Through a series of vulnerabilities in the technology of the Fortnite game, an attacker could have been able to gain control of user accounts on the platform, per research from Check Point. Researchers from the IT security firm told Epic Games about the bugs in November, when the developer reportedly repaired the flaws, Wired reported.
In order to take advantage of the bugs in the company’s single sign-on (SSO) setup, bad actors would make and spread a nefarious link through a forum or a message on a social media platform. Players of Fortnite who use the link, then, would make their authentication token known to hackers, who would be able to see users’ personal data and access their gameplay conversations – or even make purchases within the game.

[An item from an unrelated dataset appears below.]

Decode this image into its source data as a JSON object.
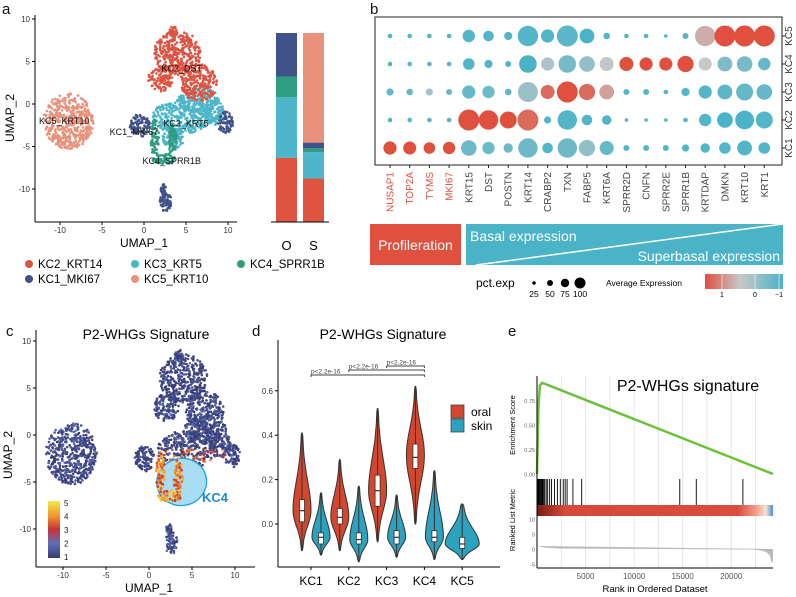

Check Point Head of Products Vulnerability Research Oded Vanunu said, according to the report, “Today’s cybercriminals and malicious actors want access to users’ accounts, because once you’re in, you can start moving around in the cloud. So account takeovers are an emerging attack vector.”
As previously reported, the first version of Fortnite, “Save the World,” had players work together to fight off zombies by building structures. It never quite caught on, but the game’s “Battle Royale” iteration hit the web in September of 2017 and spent most of last year going viral. In the game, 99 players are brought into a virtual battleground to collect weapons and fight to the death (digitally) until one player is left standing.
There are an estimated 200 million Fortnite players worldwide, as of a report earlier this month. The game can be played on consoles, PCs and on iOS and Android smartphones. Giant Bomb Editor-In-Chief Jeff Gerstmann noted that the game is accessible: “It’s available everywhere. Almost anyone can play it on a phone, anywhere they can play games. By virtue of it [being] all over the place and free to play and a very popular type of game in terms of Battle Royale stuff, it’s kind of a perfect storm. It really all came together for them in a big way.”